Doritos Creator to be Buried with Iconic Chips
Doritos inventor and Frito-Lay marketing executive Arch West will be buried along side the snack he created. West, who died at the age of 97 last week, was cremated and will be buried in Dallas on Saturday.
His family has planned an unusual, albeit touching tribute for West. During the service, family and friends will throw Doritos into his grave before he's laid to rest. The bright-orange chip will be covered in dirt along side the urn.
He'll love it, commented his daughter Jane Hacker in the Dallas Morning News.

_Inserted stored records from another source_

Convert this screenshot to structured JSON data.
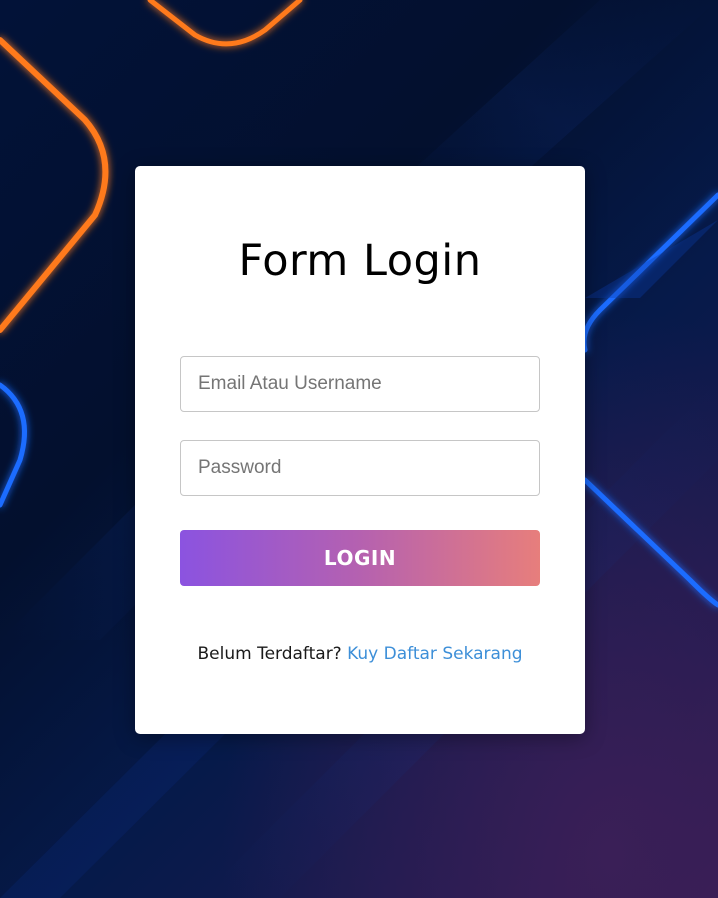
{
  "login_form": {
    "title": "Form Login",
    "email_placeholder": "Email Atau Username",
    "email_value": "",
    "password_placeholder": "Password",
    "password_value": "",
    "login_label": "LOGIN",
    "register_prompt": "Belum Terdaftar?",
    "register_link": "Kuy Daftar Sekarang"
  },
  "colors": {
    "card_background": "#ffffff",
    "button_gradient_start": "#8b53e0",
    "button_gradient_end": "#e77e7c",
    "link": "#3d8fd8",
    "background_dark": "#03102e",
    "neon_orange": "#ff7a1f",
    "neon_blue": "#1a6cff"
  }
}
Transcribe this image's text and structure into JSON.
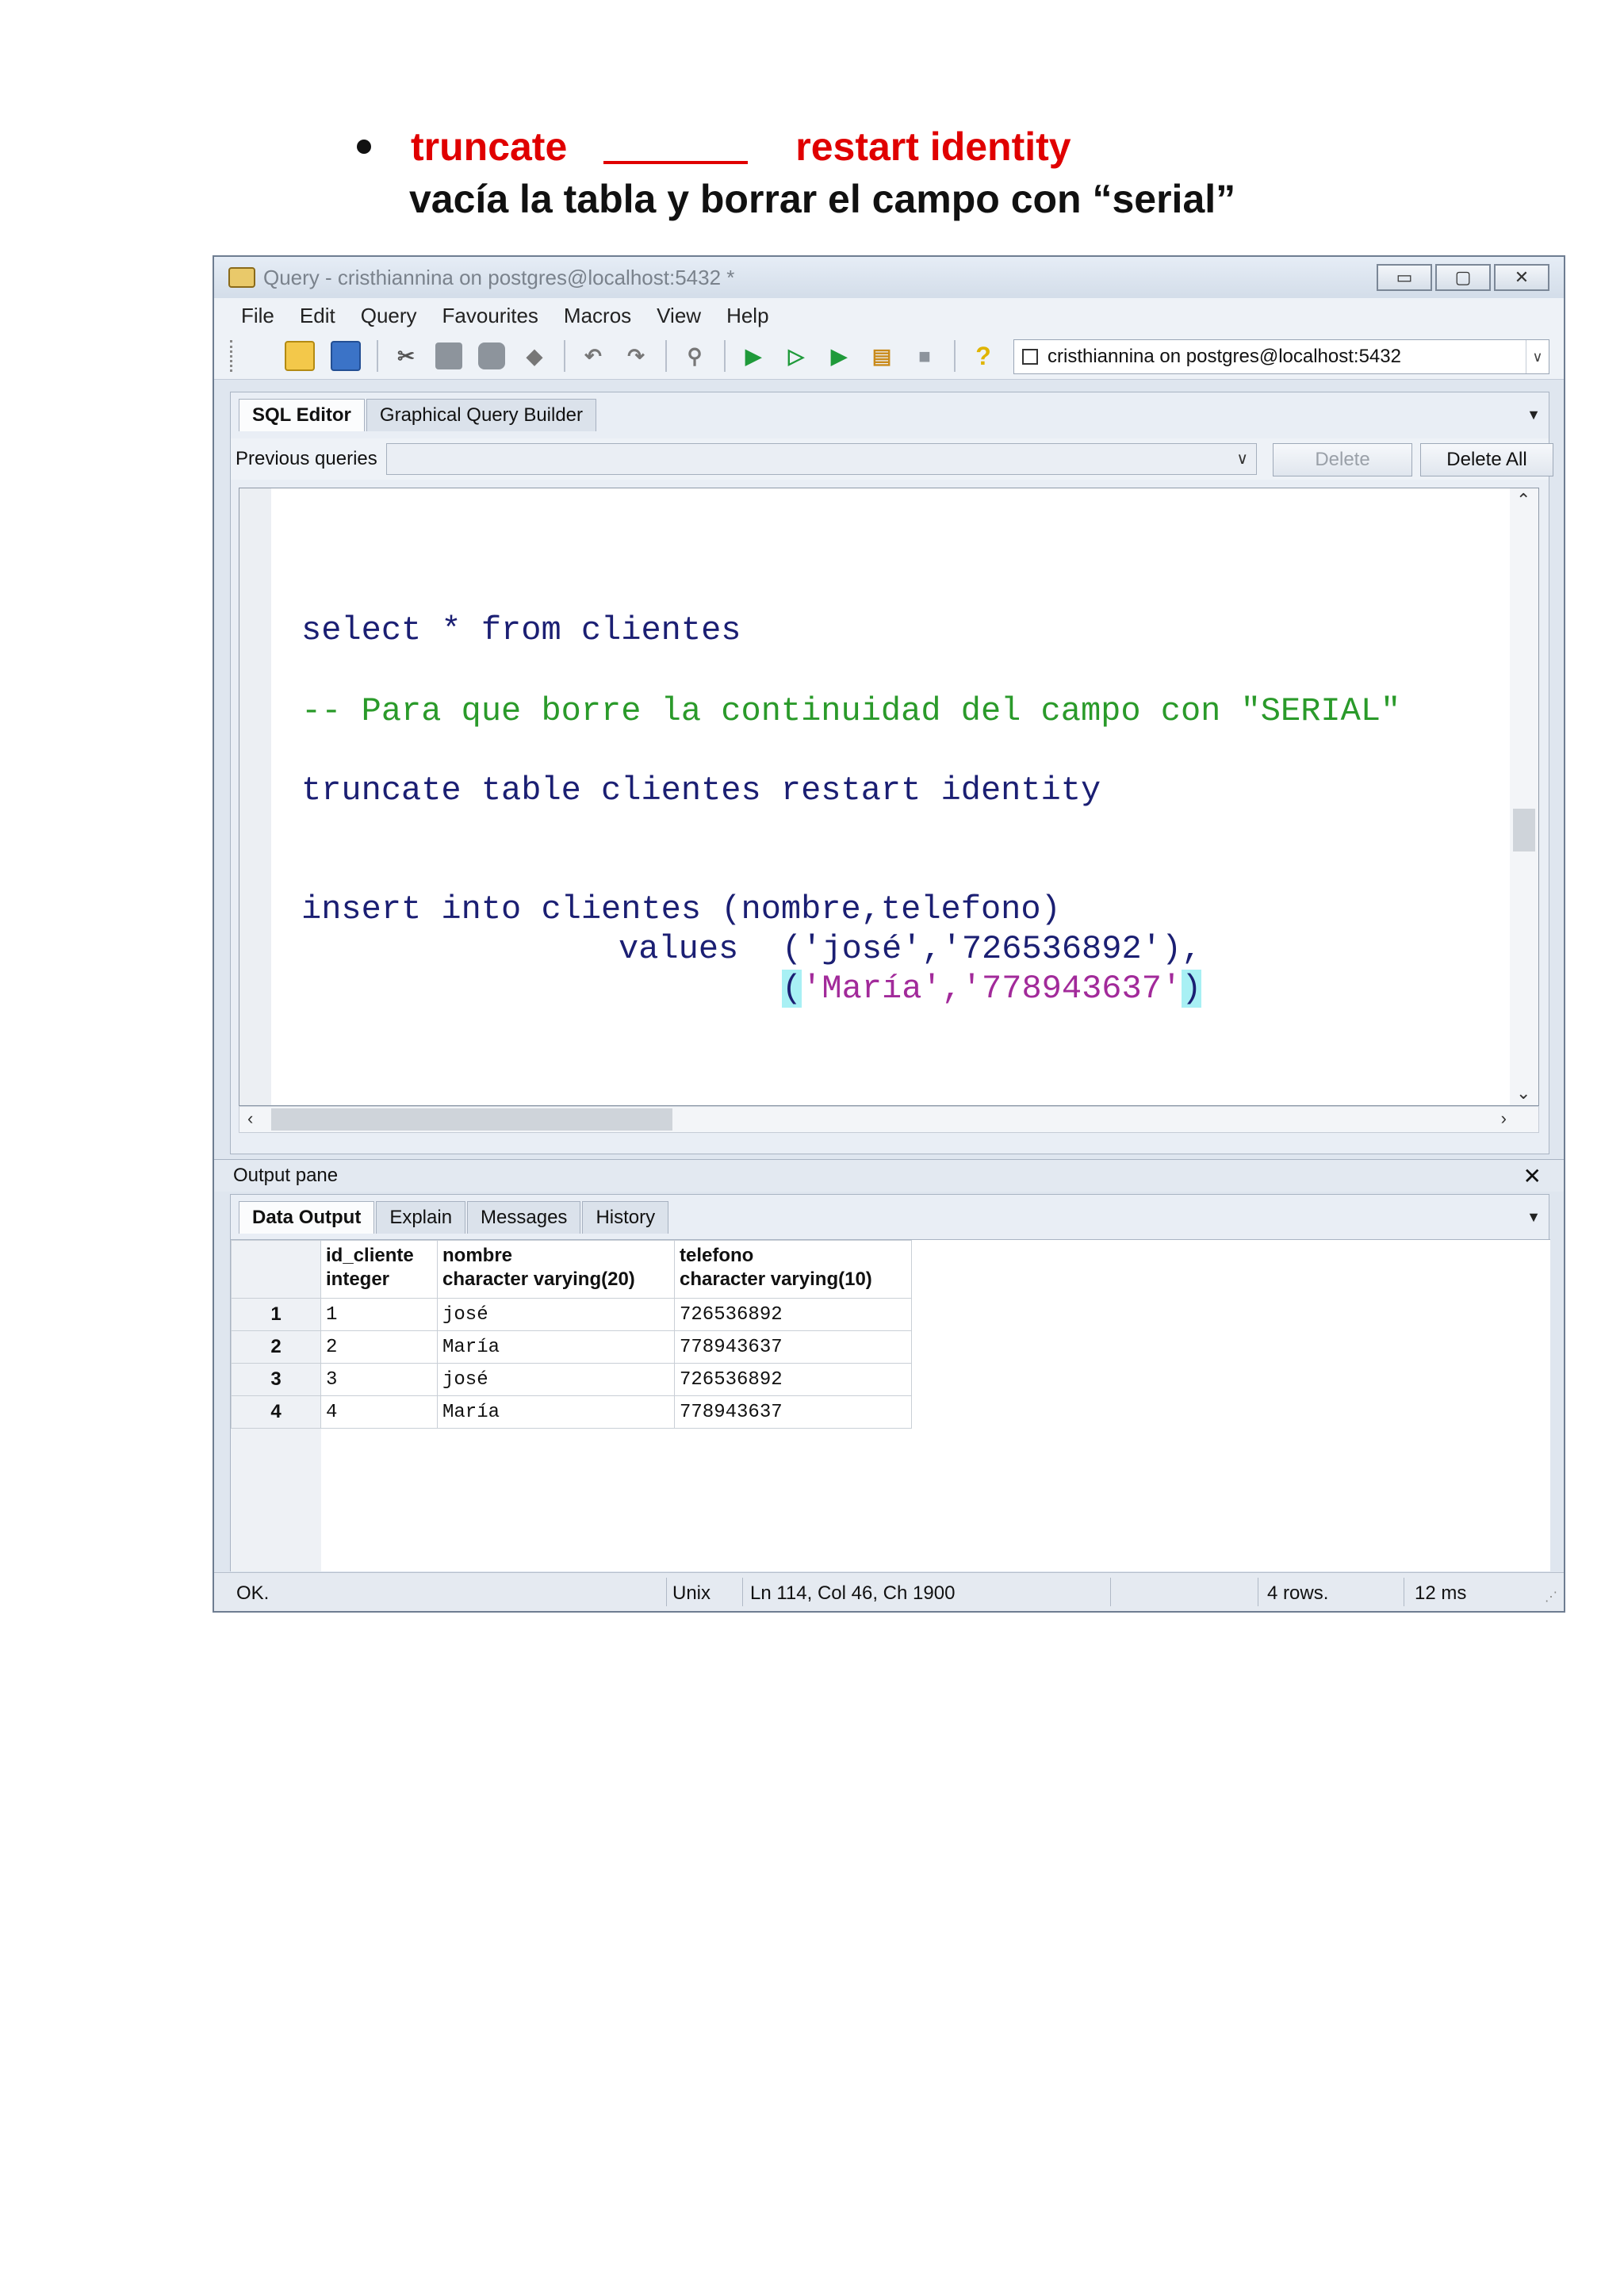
{
  "heading": {
    "keyword1": "truncate",
    "keyword2": "restart identity",
    "description": "vacía la tabla y borrar el campo con “serial”"
  },
  "window": {
    "title": "Query - cristhiannina on postgres@localhost:5432 *",
    "controls": {
      "minimize": "▭",
      "maximize": "▢",
      "close": "✕"
    }
  },
  "menu": [
    "File",
    "Edit",
    "Query",
    "Favourites",
    "Macros",
    "View",
    "Help"
  ],
  "toolbar": {
    "icons": [
      "open-file-icon",
      "save-icon",
      "cut-icon",
      "copy-icon",
      "paste-icon",
      "clear-icon",
      "undo-icon",
      "redo-icon",
      "find-icon",
      "execute-icon",
      "explain-icon",
      "execute-to-file-icon",
      "explain-analyze-icon",
      "stop-icon",
      "help-icon"
    ],
    "connection": "cristhiannina on postgres@localhost:5432"
  },
  "editor": {
    "tabs": [
      "SQL Editor",
      "Graphical Query Builder"
    ],
    "previous_queries_label": "Previous queries",
    "previous_queries_value": "",
    "delete_label": "Delete",
    "delete_all_label": "Delete All",
    "code": {
      "line1": "select * from clientes",
      "line2": "-- Para que borre la continuidad del campo con \"SERIAL\"",
      "line3": "truncate table clientes restart identity",
      "line4": "insert into clientes (nombre,telefono)",
      "line5_kw": "values",
      "line5_val": "('josé','726536892'),",
      "line6_open": "(",
      "line6_val": "'María','778943637'",
      "line6_close": ")"
    }
  },
  "output": {
    "title": "Output pane",
    "tabs": [
      "Data Output",
      "Explain",
      "Messages",
      "History"
    ],
    "columns": [
      {
        "name": "id_cliente",
        "type": "integer"
      },
      {
        "name": "nombre",
        "type": "character varying(20)"
      },
      {
        "name": "telefono",
        "type": "character varying(10)"
      }
    ],
    "rows": [
      {
        "n": "1",
        "id": "1",
        "nombre": "josé",
        "telefono": "726536892"
      },
      {
        "n": "2",
        "id": "2",
        "nombre": "María",
        "telefono": "778943637"
      },
      {
        "n": "3",
        "id": "3",
        "nombre": "josé",
        "telefono": "726536892"
      },
      {
        "n": "4",
        "id": "4",
        "nombre": "María",
        "telefono": "778943637"
      }
    ]
  },
  "status": {
    "message": "OK.",
    "line_endings": "Unix",
    "position": "Ln 114, Col 46, Ch 1900",
    "rows": "4 rows.",
    "time": "12 ms"
  }
}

West invented (a strange word for a food recipe, but probably appropriate) the Dorito in 1964 after a vacation in Mexico, where he tried fried tortilla chips for the first time. Doritos' rise to the top of the bagged-snacks mountain was slow and Frito-Lay was initially unsure if the product was worth the research dollars.
But, by 1970 Doritos were the company's best-selling chip and a permanent cultural icon.
A eulogy for West is one devoted to snacks, because his life was devoted to snacks. In his early life, he was a traveling cheese salesman. When he became an advertising executive on Madison Avenue, one of his clients was Jell-O.
West was recruited by Frito Co. to serve as a marketing vice president in 1960. Doritos were a personal project, and something that he perfected by himself in a food-lab after Frito merged with H.W. Lay & Co.
Doritos were the first tortilla chip to be sold nationally, and they were, in a way, an ambassador for Mexican food into the U.S. The first commercials called them “a swinging, Latin sort of snack. They are now sold in 20 countries and 2010 global sales were about $5 billion, according to The Washington Post.
Doritos have been made in about three dozen flavors, and just a few weeks before his death, West was busy taste-tasting the newest Doritos incantation, Late Night All Nighter Cheeseburger (which he reportedly hated).
West is survived be his daughter Jane Hacker, three sons Greg, Dick and Jack West, 12 grandchildren, six great-grandchildren and tens of millions of Doritos lovers.